A bacteria that killed its host was also poorly adapted. Because any parasite that kills its host is a failure. It must die when the host dies. The successful parasites were those that could live off the host without killing him.

And the most successful hosts were those that could tolerate the parasite, or even turn it to advantage, to make it work for the host.

"The best adapted bacteria," Burton used to say, "are the ones that cause minor diseases, or none at all. You may carry the same single cell of Strep. viridians on your body for sixty or seventy years. During that time, you are growing and reproducing happily; so is the Strep. You can carry Staph. aureus around, and pay only the price of some acne and pimples. You can carry tuberculosis for many decades; you can carry syphilis for a lifetime. These last are not minor diseases, but they are much less severe than they once were, because both man and organism have adapted."
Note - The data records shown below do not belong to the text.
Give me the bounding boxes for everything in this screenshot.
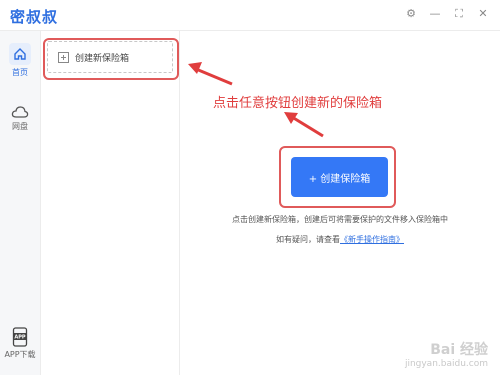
plus-box-icon (58, 51, 69, 63)
settings-icon[interactable]: ⚙ (404, 7, 418, 21)
sidebar-item-home[interactable]: 首页 (0, 43, 40, 78)
annotation-text: 点击任意按钮创建新的保险箱 (213, 96, 383, 111)
create-vault-button[interactable]: + 创建保险箱 (291, 157, 388, 197)
watermark: Bai 经验 jingyan.baidu.com (405, 339, 488, 369)
watermark-logo: Bai 经验 (430, 342, 488, 358)
sidebar-item-cloud[interactable]: 网盘 (0, 105, 40, 132)
close-icon[interactable]: ✕ (476, 7, 490, 21)
help-text: 如有疑问，请查看《新手操作指南》 (180, 234, 500, 245)
app-title: 密叔叔 (10, 8, 59, 26)
maximize-icon[interactable]: ⛶ (452, 7, 466, 21)
sidebar-rail: 首页 网盘 APP APP下载 (0, 31, 41, 375)
window-controls: ⚙ — ⛶ ✕ (404, 7, 490, 21)
create-vault-button-label: + 创建保险箱 (308, 173, 371, 185)
vault-list-pane: 创建新保险箱 (41, 31, 180, 375)
cloud-icon (11, 106, 29, 118)
sidebar-item-app-download[interactable]: APP APP下载 (0, 327, 40, 360)
watermark-url: jingyan.baidu.com (404, 359, 488, 369)
app-download-icon: APP (12, 327, 28, 347)
create-vault-item[interactable]: 创建新保险箱 (47, 41, 173, 73)
help-prefix: 如有疑问，请查看 (276, 235, 340, 244)
title-bar: 密叔叔 ⚙ — ⛶ ✕ (0, 0, 500, 31)
sidebar-item-label: 首页 (12, 68, 28, 77)
description-text: 点击创建新保险箱，创建后可将需要保护的文件移入保险箱中 (232, 215, 448, 224)
sidebar-item-label: 网盘 (12, 122, 28, 131)
sidebar-item-label: APP下载 (4, 350, 36, 359)
home-icon (9, 43, 31, 65)
minimize-icon[interactable]: — (428, 7, 442, 21)
guide-link[interactable]: 《新手操作指南》 (340, 235, 404, 244)
svg-text:APP: APP (14, 335, 26, 341)
create-vault-label: 创建新保险箱 (75, 53, 130, 64)
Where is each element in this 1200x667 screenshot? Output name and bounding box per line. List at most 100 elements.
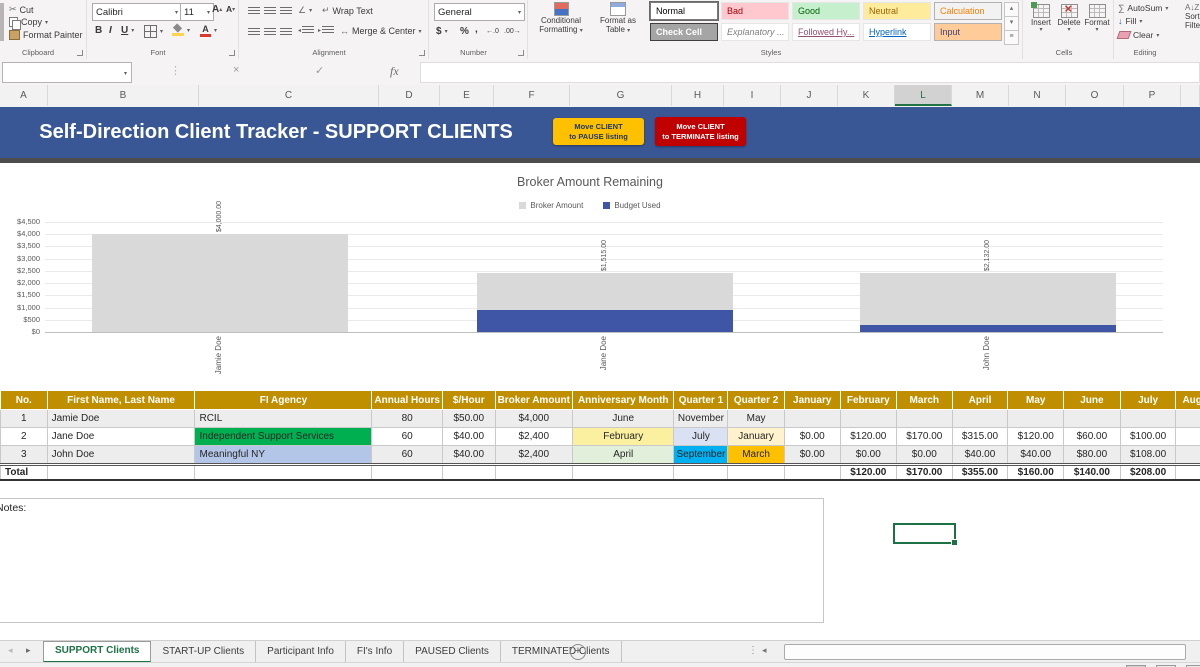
table-cell[interactable]: July — [673, 427, 729, 446]
copy-button[interactable]: Copy ▾ — [9, 17, 48, 30]
table-cell[interactable]: $40.00 — [441, 445, 496, 465]
table-header-cell[interactable]: First Name, Last Name — [46, 390, 196, 410]
chart-area[interactable]: Broker Amount Remaining Broker Amount Bud… — [0, 163, 1200, 385]
style-chip-neutral[interactable]: Neutral — [863, 2, 931, 20]
table-cell[interactable]: $2,400 — [494, 445, 573, 465]
table-cell[interactable]: Meaningful NY — [194, 445, 373, 465]
table-cell[interactable]: $0.00 — [895, 445, 953, 465]
sheet-tab-start-up-clients[interactable]: START-UP Clients — [151, 641, 257, 662]
dialog-launcher-icon[interactable] — [518, 50, 524, 56]
style-chip-input[interactable]: Input — [934, 23, 1002, 41]
table-cell[interactable]: $80.00 — [1063, 445, 1121, 465]
table-cell[interactable] — [783, 409, 841, 428]
insert-button[interactable]: Insert ▾ — [1028, 2, 1054, 34]
column-header-M[interactable]: M — [952, 85, 1009, 106]
column-header-B[interactable]: B — [48, 85, 199, 106]
table-cell[interactable]: May — [727, 409, 785, 428]
table-header-cell[interactable]: Quarter 2 — [727, 390, 785, 410]
sheet-tab-support-clients[interactable]: SUPPORT Clients — [43, 641, 152, 663]
table-cell[interactable]: $108.00 — [1119, 445, 1177, 465]
column-header-H[interactable]: H — [672, 85, 724, 106]
style-chip-check-cell[interactable]: Check Cell — [650, 23, 718, 41]
align-top-icon[interactable] — [248, 7, 260, 15]
move-to-terminate-button[interactable]: Move CLIENT to TERMINATE listing — [655, 117, 746, 146]
add-sheet-button[interactable]: + — [570, 644, 586, 660]
align-left-icon[interactable] — [248, 28, 260, 36]
total-cell[interactable]: $170.00 — [895, 463, 953, 481]
table-cell[interactable]: June — [571, 409, 675, 428]
table-cell[interactable]: 60 — [371, 445, 443, 465]
underline-button[interactable]: U ▾ — [121, 25, 134, 36]
table-cell[interactable]: September — [673, 445, 729, 465]
move-to-pause-button[interactable]: Move CLIENT to PAUSE listing — [553, 118, 644, 145]
tab-nav-left-icon[interactable]: ◂ — [8, 645, 13, 656]
table-cell[interactable]: 2 — [0, 427, 48, 446]
table-header-cell[interactable]: April — [951, 390, 1009, 410]
percent-button[interactable]: % — [460, 26, 469, 37]
table-cell[interactable]: $40.00 — [441, 427, 496, 446]
table-cell[interactable]: $315.00 — [951, 427, 1009, 446]
table-header-cell[interactable]: July — [1119, 390, 1177, 410]
insert-function-button[interactable]: fx — [390, 64, 399, 79]
table-cell[interactable] — [1063, 409, 1121, 428]
table-header-cell[interactable]: No. — [0, 390, 48, 410]
number-format-select[interactable]: General ▾ — [434, 3, 525, 21]
sort-filter-button[interactable]: A↓Z Sort & Filter — [1185, 3, 1200, 31]
decrease-indent-button[interactable]: ◂ — [298, 26, 315, 34]
total-cell[interactable] — [46, 463, 196, 481]
dialog-launcher-icon[interactable] — [229, 50, 235, 56]
table-cell[interactable]: $120.00 — [839, 427, 897, 446]
style-chip-good[interactable]: Good — [792, 2, 860, 20]
increase-decimal-button[interactable]: ←.0 — [486, 28, 499, 35]
table-cell[interactable]: $60.00 — [1063, 427, 1121, 446]
conditional-formatting-button[interactable]: Conditional Formatting ▾ — [532, 2, 590, 35]
table-cell[interactable]: January — [727, 427, 785, 446]
sheet-tab-fi-s-info[interactable]: FI's Info — [346, 641, 405, 662]
accounting-format-button[interactable]: $ ▾ — [436, 26, 448, 37]
table-header-cell[interactable]: August — [1175, 390, 1200, 410]
table-header-cell[interactable]: January — [783, 390, 841, 410]
table-cell[interactable]: $40.00 — [1007, 445, 1065, 465]
total-cell[interactable] — [194, 463, 373, 481]
table-cell[interactable] — [839, 409, 897, 428]
table-cell[interactable]: $50.00 — [441, 409, 496, 428]
font-size-select[interactable]: 11 ▾ — [180, 3, 214, 21]
table-header-cell[interactable]: Annual Hours — [371, 390, 443, 410]
table-cell[interactable]: 3 — [0, 445, 48, 465]
bar-budget-used[interactable] — [860, 325, 1116, 332]
total-label-cell[interactable]: Total — [0, 463, 48, 481]
column-header-N[interactable]: N — [1009, 85, 1066, 106]
table-cell[interactable]: $0.00 — [839, 445, 897, 465]
enter-button[interactable]: ✓ — [315, 64, 324, 77]
orientation-button[interactable]: ∠ ▾ — [298, 5, 312, 16]
bar-budget-used[interactable] — [477, 310, 733, 332]
format-painter-button[interactable]: Format Painter — [9, 30, 83, 40]
fill-color-button[interactable]: ▾ — [172, 25, 190, 36]
total-cell[interactable]: $160.00 — [1007, 463, 1065, 481]
total-cell[interactable]: $355.00 — [951, 463, 1009, 481]
table-cell[interactable]: 60 — [371, 427, 443, 446]
format-button[interactable]: Format ▾ — [1084, 4, 1110, 34]
comma-button[interactable]: , — [475, 24, 478, 35]
table-header-cell[interactable]: Quarter 1 — [673, 390, 729, 410]
total-cell[interactable] — [571, 463, 675, 481]
total-cell[interactable]: $120.00 — [839, 463, 897, 481]
format-as-table-button[interactable]: Format as Table ▾ — [592, 2, 644, 35]
total-cell[interactable] — [1175, 463, 1200, 481]
merge-center-button[interactable]: ↔ Merge & Center ▾ — [340, 26, 422, 36]
fill-button[interactable]: ↓ Fill ▾ — [1118, 16, 1142, 26]
italic-button[interactable]: I — [109, 25, 112, 36]
delete-button[interactable]: Delete ▾ — [1056, 2, 1082, 34]
column-header-partial[interactable] — [1181, 85, 1200, 106]
horizontal-scrollbar[interactable] — [784, 644, 1186, 660]
table-cell[interactable]: $40.00 — [951, 445, 1009, 465]
sheet-tab-participant-info[interactable]: Participant Info — [256, 641, 346, 662]
align-middle-icon[interactable] — [264, 7, 276, 15]
cancel-button[interactable]: × — [233, 64, 239, 76]
table-cell[interactable]: $120.00 — [1007, 427, 1065, 446]
table-cell[interactable] — [1119, 409, 1177, 428]
table-cell[interactable]: March — [727, 445, 785, 465]
table-cell[interactable]: RCIL — [194, 409, 373, 428]
name-box[interactable]: ▾ — [2, 62, 132, 83]
table-cell[interactable]: $2,400 — [494, 427, 573, 446]
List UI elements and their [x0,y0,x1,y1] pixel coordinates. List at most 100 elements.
It was known, for instance, that syphilis had been a virulent disease four hundred years before, producing huge festering sores all over the body, often killing in weeks. But over the centuries, man and the spirochete had learned to tolerate each other.

Such considerations were not so abstract and academic as they seemed at first. In the early planning of Wildfire, Stone had observed that 40 per cent of all human disease was caused by microorganisms. Burton had countered by noting that only 3 per cent of all microorganisms caused disease. Obviously, while much human misery was attributable to bacteria, the chances of any particular bacteria being dangerous to man were very small. This was because the process of adaptation-- of fitting man to bacteria-- was complex.

"Most bacteria," Burton observed, "simply can't live within a man long enough to harm him. Conditions are, one way or another, unfavorable. The body is too hot or too cold, too acid or too alkaline, there is too much oxygen or not enough. Man's body is as hostile as Antarctica to most bacteria."

This meant that the chances of an organism from outer space being suited to harm man were very slim. Everyone recognized this, but felt that Wildfire had to be constructed in any event. Burton certainly agreed, but felt in an odd way that his prophecy had come true.

Clearly, the bug they had found could kill men. But it was not really adapted to men, because it killed and died within the organism. It could not be transmitted from corpse to corpse. It existed for a second or two in its host, and then died with it.

Satisfying intellectually, he thought.

But practically speaking they still had to isolate it, understand it, and find a cure.

***

Burton already knew something about transmission, and something about the mechanism of death: clotting of the blood. The question remained-- How did the organisms get into the body?

Because transmission appeared to be airborne, contact with skin and lungs seemed likely. Possibly the organisms burrowed right through the skin surface. Or they might be inhaled. Or both.

How to determine it?

He considered putting protective suitings around an experimental animal to cover all but the mouth. That was possible, but it would take a long time. He sat and worried about the problem for an hour.

Then he hit upon a more likely approach.

He knew that the organism killed by clotting blood. Very likely it would initiate clotting at the point of entrance into the body. If skin, clotting would start near the surface. If lungs, it would begin in the chest, radiating outward.